I worked at a mental hospital. I also did research at a governmental agency and worked as a part-time lecturer at various schools. I even did unpaid work so that I could continue to get the experience necessary to get a good job at a University. Once I became a Professor, I still worked a few days a week at a clinic for a number of years.

So you teach college students, do research and put in clinical hours each week – which one do you like best?

I like them all. That’s one thing I love about my job, I get to experience three different types of work and each ones informs the other.  I think I am better at teaching because of my clinical and research experience, and better at clinical work because I’m teaching and doing the research that I’m doing.

What is it like to juggle work and being a single mom?

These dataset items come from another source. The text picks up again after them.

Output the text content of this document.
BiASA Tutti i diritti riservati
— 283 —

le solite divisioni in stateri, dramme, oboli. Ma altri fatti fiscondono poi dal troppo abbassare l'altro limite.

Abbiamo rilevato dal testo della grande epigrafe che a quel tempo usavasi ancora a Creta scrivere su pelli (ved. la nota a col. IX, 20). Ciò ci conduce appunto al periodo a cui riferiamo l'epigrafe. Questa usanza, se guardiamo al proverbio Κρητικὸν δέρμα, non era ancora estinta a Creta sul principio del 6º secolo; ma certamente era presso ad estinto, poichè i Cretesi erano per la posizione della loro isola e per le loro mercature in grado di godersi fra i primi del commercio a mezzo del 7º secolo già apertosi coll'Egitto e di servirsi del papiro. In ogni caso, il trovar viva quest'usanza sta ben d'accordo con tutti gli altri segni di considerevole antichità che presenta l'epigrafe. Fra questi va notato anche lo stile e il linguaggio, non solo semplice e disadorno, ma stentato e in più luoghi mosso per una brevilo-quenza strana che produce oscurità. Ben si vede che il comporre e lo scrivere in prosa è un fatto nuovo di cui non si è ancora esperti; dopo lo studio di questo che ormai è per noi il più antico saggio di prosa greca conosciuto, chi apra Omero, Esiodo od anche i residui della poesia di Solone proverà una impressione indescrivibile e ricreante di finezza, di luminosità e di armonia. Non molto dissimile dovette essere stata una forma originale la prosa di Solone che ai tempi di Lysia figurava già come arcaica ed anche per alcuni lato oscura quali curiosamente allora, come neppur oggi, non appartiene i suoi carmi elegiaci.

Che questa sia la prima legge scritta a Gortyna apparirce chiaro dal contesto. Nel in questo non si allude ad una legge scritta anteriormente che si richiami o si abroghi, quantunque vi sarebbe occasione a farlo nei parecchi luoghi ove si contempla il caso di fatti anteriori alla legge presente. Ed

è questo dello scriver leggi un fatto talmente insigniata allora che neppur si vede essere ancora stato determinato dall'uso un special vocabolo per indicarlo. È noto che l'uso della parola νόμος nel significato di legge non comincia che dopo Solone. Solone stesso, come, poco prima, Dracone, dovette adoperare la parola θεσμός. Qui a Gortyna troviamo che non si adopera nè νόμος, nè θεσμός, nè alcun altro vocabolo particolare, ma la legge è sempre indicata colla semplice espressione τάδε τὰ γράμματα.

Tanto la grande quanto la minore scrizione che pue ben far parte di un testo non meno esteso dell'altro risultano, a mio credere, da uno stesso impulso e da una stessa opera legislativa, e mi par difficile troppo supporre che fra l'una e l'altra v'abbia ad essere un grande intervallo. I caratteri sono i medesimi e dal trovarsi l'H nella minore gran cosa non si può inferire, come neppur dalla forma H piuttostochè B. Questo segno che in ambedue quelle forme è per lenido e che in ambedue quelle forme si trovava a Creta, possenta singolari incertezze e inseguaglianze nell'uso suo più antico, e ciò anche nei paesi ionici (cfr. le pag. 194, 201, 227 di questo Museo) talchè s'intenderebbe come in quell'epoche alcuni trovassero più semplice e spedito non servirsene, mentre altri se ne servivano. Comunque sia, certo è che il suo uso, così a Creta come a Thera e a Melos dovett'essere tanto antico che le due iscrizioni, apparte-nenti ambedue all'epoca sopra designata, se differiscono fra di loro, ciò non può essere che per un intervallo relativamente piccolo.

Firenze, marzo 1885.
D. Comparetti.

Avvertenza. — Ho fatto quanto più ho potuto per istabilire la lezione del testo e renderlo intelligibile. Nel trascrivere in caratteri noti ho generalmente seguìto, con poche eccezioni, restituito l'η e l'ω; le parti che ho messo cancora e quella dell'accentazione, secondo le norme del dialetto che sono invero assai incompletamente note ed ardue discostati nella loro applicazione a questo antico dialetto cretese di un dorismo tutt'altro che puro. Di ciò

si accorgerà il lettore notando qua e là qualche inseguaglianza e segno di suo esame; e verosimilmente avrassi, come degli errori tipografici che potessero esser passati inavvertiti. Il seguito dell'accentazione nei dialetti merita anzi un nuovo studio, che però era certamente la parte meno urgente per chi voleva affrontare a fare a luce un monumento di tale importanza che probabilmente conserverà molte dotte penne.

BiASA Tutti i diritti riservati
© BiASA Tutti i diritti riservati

I had to make sacrifices, but my family helped me a lot.  I was able to send my daughter to a daycare that was very close to my house, and then when she was school age (age 6!) she could take the train by herself.  All young children in Japan start taking the train by themselves at a young age.  Japan is very safe, but that doesn’t mean you don’t worry.  Now that Mei is a teenager, I’m grateful that I do what I do because I don’t take it personally when she is moody with me or acts like a typical teenager.  I have empirical data that tells me this is all very normal!

Where do you see yourself professionally in the future?

As my daughter has gotten older I’ve noticed that I am increasingly focused on work. I write a lot more. I think that I will probably be doing this work until I am very, very old. I love it.  It never ceases to fascinate me.